As you know I posted code for those wishing to use our personalised Xmas MonTTe Carlo or bust! sig strips over the Christmas period. As it is past 12th night I have updated all these individual sig strips in the Photobucket account I use to host them. I have kept all the individual filenames the same as the Xmas strips and just updated the images so each user has nothing to configure or change themselves.

However, even though I have deleted all the 'snow' images from said Photobucket account many are still showing on the forum! Is there anything at your end that can be refreshed to reflect the changes I have made without having to re-submit the image code to each individual?

Thanks for any help.

Cheers

rich


----------



## Nem (Feb 14, 2005)

Noone of the sig images are stored or cached by the forum software. Just down to the individual pc to check for the updated image. Ctrl + F5 for a hard refresh on the pc usually sorts it, not sure about Mac.


----------



## Nem (Feb 14, 2005)

Just had a look through the MC thread, all the sigs I can see in there have no snow on them


----------



## rustyintegrale (Oct 1, 2006)

Nem said:


> Just had a look through the MC thread, all the sigs I can see in there have no snow on them


Thanks Nick, must be my machine then... :lol:

Cheers mate, Happy New Year.

Rich


----------



## rustyintegrale (Oct 1, 2006)

Nem said:


> Ctrl + F5 for a hard refresh on the pc usually sorts it, not sure about Mac.

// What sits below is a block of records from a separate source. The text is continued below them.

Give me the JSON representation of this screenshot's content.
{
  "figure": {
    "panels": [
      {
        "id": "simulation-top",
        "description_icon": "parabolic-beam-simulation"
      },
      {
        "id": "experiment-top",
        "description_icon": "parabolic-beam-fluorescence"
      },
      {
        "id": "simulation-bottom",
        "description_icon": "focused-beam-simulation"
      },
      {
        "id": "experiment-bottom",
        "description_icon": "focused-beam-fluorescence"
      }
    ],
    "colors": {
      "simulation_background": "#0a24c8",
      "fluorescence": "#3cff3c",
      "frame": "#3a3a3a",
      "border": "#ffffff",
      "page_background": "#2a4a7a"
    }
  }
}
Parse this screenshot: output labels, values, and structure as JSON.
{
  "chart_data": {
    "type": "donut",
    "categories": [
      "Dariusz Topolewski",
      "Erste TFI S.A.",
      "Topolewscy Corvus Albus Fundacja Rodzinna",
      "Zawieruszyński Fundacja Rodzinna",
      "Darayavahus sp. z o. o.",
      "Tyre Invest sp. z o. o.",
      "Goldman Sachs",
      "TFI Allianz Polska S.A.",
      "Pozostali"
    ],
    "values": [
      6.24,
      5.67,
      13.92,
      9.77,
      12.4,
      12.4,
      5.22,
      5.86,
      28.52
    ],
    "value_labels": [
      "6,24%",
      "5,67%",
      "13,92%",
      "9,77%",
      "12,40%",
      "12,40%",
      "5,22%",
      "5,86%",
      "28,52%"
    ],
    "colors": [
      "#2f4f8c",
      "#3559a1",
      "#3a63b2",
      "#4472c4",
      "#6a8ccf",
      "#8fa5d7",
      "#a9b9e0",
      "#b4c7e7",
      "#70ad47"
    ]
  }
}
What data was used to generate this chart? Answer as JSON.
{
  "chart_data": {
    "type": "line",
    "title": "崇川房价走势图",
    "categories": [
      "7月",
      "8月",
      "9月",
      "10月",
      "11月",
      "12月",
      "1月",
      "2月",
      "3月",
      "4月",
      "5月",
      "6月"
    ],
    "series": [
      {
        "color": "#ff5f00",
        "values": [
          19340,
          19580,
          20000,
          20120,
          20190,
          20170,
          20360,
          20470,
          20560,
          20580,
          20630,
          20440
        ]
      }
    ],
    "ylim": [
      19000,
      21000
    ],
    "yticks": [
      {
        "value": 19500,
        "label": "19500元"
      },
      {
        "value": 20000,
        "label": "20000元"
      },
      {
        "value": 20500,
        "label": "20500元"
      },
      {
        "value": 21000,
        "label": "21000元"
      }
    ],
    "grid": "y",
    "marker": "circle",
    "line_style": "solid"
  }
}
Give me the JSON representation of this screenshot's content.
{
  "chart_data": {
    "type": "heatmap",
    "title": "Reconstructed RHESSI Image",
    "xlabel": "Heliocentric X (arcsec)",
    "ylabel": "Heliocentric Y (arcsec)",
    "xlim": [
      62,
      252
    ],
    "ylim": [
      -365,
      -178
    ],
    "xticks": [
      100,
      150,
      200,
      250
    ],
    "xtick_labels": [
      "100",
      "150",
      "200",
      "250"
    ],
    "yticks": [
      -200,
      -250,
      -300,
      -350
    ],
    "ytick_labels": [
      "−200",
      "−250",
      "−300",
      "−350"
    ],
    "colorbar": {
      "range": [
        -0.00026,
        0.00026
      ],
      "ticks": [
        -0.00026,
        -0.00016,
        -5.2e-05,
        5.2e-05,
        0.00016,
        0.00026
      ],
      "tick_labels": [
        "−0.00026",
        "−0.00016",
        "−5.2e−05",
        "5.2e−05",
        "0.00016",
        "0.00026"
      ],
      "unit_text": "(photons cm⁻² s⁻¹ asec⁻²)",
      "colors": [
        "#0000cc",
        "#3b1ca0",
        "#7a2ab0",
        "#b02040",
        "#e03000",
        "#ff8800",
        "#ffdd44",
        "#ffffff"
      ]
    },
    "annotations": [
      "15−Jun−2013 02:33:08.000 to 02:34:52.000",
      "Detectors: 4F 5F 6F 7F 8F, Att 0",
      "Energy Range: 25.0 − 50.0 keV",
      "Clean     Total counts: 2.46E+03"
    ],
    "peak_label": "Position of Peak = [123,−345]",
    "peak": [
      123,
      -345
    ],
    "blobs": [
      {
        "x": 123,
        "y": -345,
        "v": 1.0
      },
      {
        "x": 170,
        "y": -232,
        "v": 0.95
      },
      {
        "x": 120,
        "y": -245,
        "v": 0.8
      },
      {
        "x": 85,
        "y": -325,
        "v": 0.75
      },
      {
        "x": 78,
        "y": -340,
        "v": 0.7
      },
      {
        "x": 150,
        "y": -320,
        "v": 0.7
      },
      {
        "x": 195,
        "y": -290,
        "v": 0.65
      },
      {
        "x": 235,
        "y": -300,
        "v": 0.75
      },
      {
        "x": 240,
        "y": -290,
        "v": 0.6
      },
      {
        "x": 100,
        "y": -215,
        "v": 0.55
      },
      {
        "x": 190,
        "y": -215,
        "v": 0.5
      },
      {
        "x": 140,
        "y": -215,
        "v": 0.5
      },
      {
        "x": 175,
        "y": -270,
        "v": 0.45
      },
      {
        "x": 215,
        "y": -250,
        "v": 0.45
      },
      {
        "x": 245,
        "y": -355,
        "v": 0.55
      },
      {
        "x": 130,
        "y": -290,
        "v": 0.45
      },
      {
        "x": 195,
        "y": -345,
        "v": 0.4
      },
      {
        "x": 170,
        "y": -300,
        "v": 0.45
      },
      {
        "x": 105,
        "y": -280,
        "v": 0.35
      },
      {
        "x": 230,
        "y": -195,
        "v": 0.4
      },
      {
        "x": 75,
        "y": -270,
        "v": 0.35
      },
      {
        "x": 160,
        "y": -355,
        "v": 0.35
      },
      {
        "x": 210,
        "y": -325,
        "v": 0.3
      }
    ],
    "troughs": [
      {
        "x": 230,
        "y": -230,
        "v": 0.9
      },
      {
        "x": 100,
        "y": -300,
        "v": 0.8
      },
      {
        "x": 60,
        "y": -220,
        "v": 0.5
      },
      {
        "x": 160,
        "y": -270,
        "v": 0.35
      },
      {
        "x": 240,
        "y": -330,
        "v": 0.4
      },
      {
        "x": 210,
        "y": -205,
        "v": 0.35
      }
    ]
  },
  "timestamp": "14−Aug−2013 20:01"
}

In Safari on a Mac you hold down the Shift key whilst hitting the refresh button... 

Cheers

Rich


----------



## jammyd (Oct 11, 2008)

rustyintegrale said:


> Nem said:
> 
> 
> > Ctrl + F5 for a hard refresh on the pc usually sorts it, not sure about Mac.
> ...


 :lol: :lol:


----------



## kmpowell (May 6, 2002)

rustyintegrale said:


> Nem said:
> 
> 
> > Ctrl + F5 for a hard refresh on the pc usually sorts it, not sure about Mac.
> ...


No you dont - you hold down the cmd(apple) button and press refresh(r). :roll:


----------



## rustyintegrale (Oct 1, 2006)

kmpowell said:


> rustyintegrale said:
> 
> 
> > Nem said:
> ...


 :lol:

Well there is also Shift Command R which is Force Repaint which is the equivalent of what I posted above but using the button in Safari's menu bar... :wink:

You need to have the Debug menu action enabled to use it though.


----------



## rustyintegrale (Oct 1, 2006)

jammyd said:


> rustyintegrale said:
> 
> 
> > Nem said:
> ...


 :lol: :lol:


----------



## jammyd (Oct 11, 2008)

Rusty, I was nearly down your way yesterday/today for work, but the weather got in the way, so I stayed @ home and did the work... next time I am looking like heading your way I will let you know


----------



## rustyintegrale (Oct 1, 2006)

jammyd said:


> Rusty, I was nearly down your way yesterday/today for work, but the weather got in the way, so I stayed @ home and did the work... next time I am looking like heading your way I will let you know


Okay mate, that's cool. Can you gimme notice so I can get an air ticket outta here? :wink:

Seriously mate, do that. We can have a beer. 

Cheers

Rich


----------



## rustyintegrale (Oct 1, 2006)

kmpowell said:


> rustyintegrale said:
> 
> 
> > Nem said:
> ...


Actually Kev you're right. I just tried it and your method is much better. 

Cheers

Rich


----------